I nominate Wilfred King, not because he was the world's best teacher but because he was the most dedicated and supportive.
I went to what is now the Royal National College for the Blind in Shrewsbury. At the time, we were offered a rounded education but it was thought that we didn't need qualifications. The headteacher, who had a degree and a doctorate, thought the blind didn't need that sort of rigour. Even at 16, I thought that was wrong.
So I went to a local technical college to get my O-levels and A-levels. Mr King gave up one night a week to act as my mentor and support worker at the college. It was a big commitment but I needed his technical help. I'd have floundered without him.
I didn't know anything about university but I knew science was important, so I opted for physics O-level and that's what Mr King helped me with. I should have done biology really, but I drew the line at chemistry in case I blew something up.
By a great miracle, I passed that O-level. I think I used my political skills for the first time, answering questions with sufficient ambiguity so the examiner had to give me the benefit of the doubt.

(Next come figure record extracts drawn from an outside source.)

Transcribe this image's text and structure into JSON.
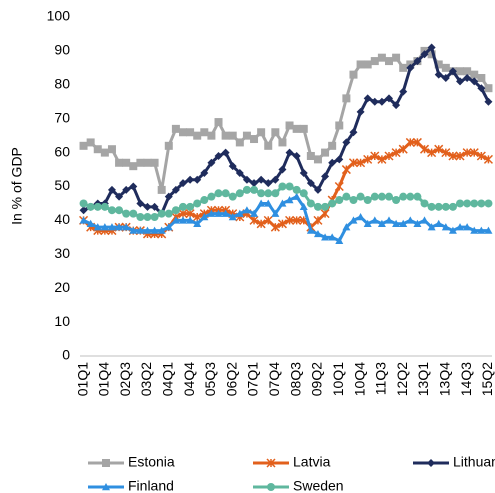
{
  "chart_data": {
    "type": "line",
    "y_label": "In % of GDP",
    "categories": [
      "01Q1",
      null,
      null,
      "01Q4",
      null,
      null,
      "02Q3",
      null,
      null,
      "03Q2",
      null,
      null,
      "04Q1",
      null,
      null,
      "04Q4",
      null,
      null,
      "05Q3",
      null,
      null,
      "06Q2",
      null,
      null,
      "07Q1",
      null,
      null,
      "07Q4",
      null,
      null,
      "08Q3",
      null,
      null,
      "09Q2",
      null,
      null,
      "10Q1",
      null,
      null,
      "10Q4",
      null,
      null,
      "11Q3",
      null,
      null,
      "12Q2",
      null,
      null,
      "13Q1",
      null,
      null,
      "13Q4",
      null,
      null,
      "14Q3",
      null,
      null,
      "15Q2"
    ],
    "ylim": [
      0,
      100
    ],
    "yticks": [
      0,
      10,
      20,
      30,
      40,
      50,
      60,
      70,
      80,
      90,
      100
    ],
    "grid": false,
    "legend": "bottom",
    "series": [
      {
        "name": "Estonia",
        "color": "#a5a5a5",
        "marker": "square",
        "values": [
          62,
          63,
          61,
          60,
          61,
          57,
          57,
          56,
          57,
          57,
          57,
          49,
          62,
          67,
          66,
          66,
          65,
          66,
          65,
          69,
          65,
          65,
          63,
          65,
          64,
          66,
          62,
          66,
          63,
          68,
          67,
          67,
          59,
          58,
          60,
          62,
          68,
          76,
          83,
          86,
          86,
          87,
          88,
          87,
          88,
          85,
          86,
          87,
          90,
          89,
          86,
          85,
          84,
          84,
          84,
          83,
          82,
          79
        ]
      },
      {
        "name": "Latvia",
        "color": "#e2601c",
        "marker": "cross",
        "values": [
          40,
          38,
          37,
          37,
          37,
          38,
          38,
          37,
          37,
          36,
          36,
          36,
          38,
          41,
          42,
          42,
          41,
          42,
          43,
          43,
          43,
          42,
          41,
          42,
          40,
          39,
          40,
          38,
          39,
          40,
          40,
          40,
          38,
          40,
          42,
          46,
          50,
          55,
          57,
          57,
          58,
          59,
          58,
          59,
          60,
          61,
          63,
          63,
          61,
          60,
          61,
          60,
          59,
          59,
          60,
          60,
          59,
          58
        ]
      },
      {
        "name": "Lithuania",
        "color": "#1f2c5c",
        "marker": "diamond",
        "values": [
          43,
          44,
          45,
          45,
          49,
          47,
          49,
          50,
          45,
          44,
          44,
          42,
          47,
          49,
          51,
          52,
          52,
          54,
          57,
          59,
          60,
          56,
          54,
          52,
          51,
          52,
          51,
          52,
          55,
          60,
          59,
          54,
          51,
          49,
          53,
          57,
          58,
          63,
          66,
          72,
          76,
          75,
          75,
          76,
          74,
          78,
          85,
          87,
          89,
          91,
          83,
          82,
          84,
          81,
          82,
          81,
          79,
          75
        ]
      },
      {
        "name": "Finland",
        "color": "#2f8fe0",
        "marker": "triangle",
        "values": [
          40,
          39,
          38,
          38,
          38,
          38,
          38,
          37,
          37,
          37,
          37,
          37,
          38,
          40,
          40,
          40,
          39,
          41,
          42,
          42,
          42,
          41,
          42,
          43,
          42,
          45,
          45,
          42,
          45,
          46,
          47,
          44,
          37,
          36,
          35,
          35,
          34,
          38,
          40,
          41,
          39,
          40,
          39,
          40,
          39,
          39,
          40,
          39,
          40,
          38,
          39,
          38,
          37,
          38,
          38,
          37,
          37,
          37
        ]
      },
      {
        "name": "Sweden",
        "color": "#5fb79e",
        "marker": "circle",
        "values": [
          45,
          44,
          44,
          44,
          43,
          43,
          42,
          42,
          41,
          41,
          41,
          42,
          42,
          43,
          44,
          44,
          45,
          46,
          47,
          48,
          48,
          47,
          48,
          49,
          49,
          48,
          48,
          48,
          50,
          50,
          49,
          48,
          45,
          44,
          44,
          45,
          46,
          47,
          46,
          47,
          46,
          47,
          47,
          47,
          46,
          47,
          47,
          47,
          45,
          44,
          44,
          44,
          44,
          45,
          45,
          45,
          45,
          45
        ]
      }
    ]
  }
}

It took me three years to get six O-levels. Passing the first two really built up my confidence. I realised then that I could make it, and I went on to get three A-levels. I was 22 by the time I got all my qualifications, including a national certificate in business studies. I went on to the University of Sheffield, but it was a long haul.
When I became education secretary, I was determined that other people shouldn't have to face the same hurdles I did. That's why I am such a fierce advocate of adult learning.
None of my family had achieved academically. My father was killed in an industrial accident when I was young, and no one in my family knew how the system worked. I got a lot of my education from reading and listening to the radio.
I had good teachers, though. Mr Rodwell, my history teacher, ingrained in me a love and understanding of the past. That's what got me interested in politics - I loved learning about people who'd struggled and overcome enormous challenges. It also showed me how little people learn from the past. But it was Mr King who really made a difference.
He once accidentally broke my ring finger by bringing a hammer down on a nail that he'd told me to feel. It still hurts sometimes when I talk about it. Maybe he felt a little reparation was required after that.
I kept up with Mr King until a couple of years ago. He was always robust with me, saying: "Well done" but reminding me he wasn't overly impressed. That's a bit Yorkshire, like my mum.
Over the years, I've thanked him and acknowledged his support, but I ignored his advice about not getting too big for my boots. It was the right advice at the wrong time.
When I was younger I needed to believe in myself. I needed some perspiration and aspiration. It was only later in life that I should have reigned myself in a bit.
- David Blunkett, MP for Sheffield Brightside, is the former education secretary, home secretary and secretary for work and pensions. He currently supports the Football and Schools Together project. He was talking to Hannah Frankel.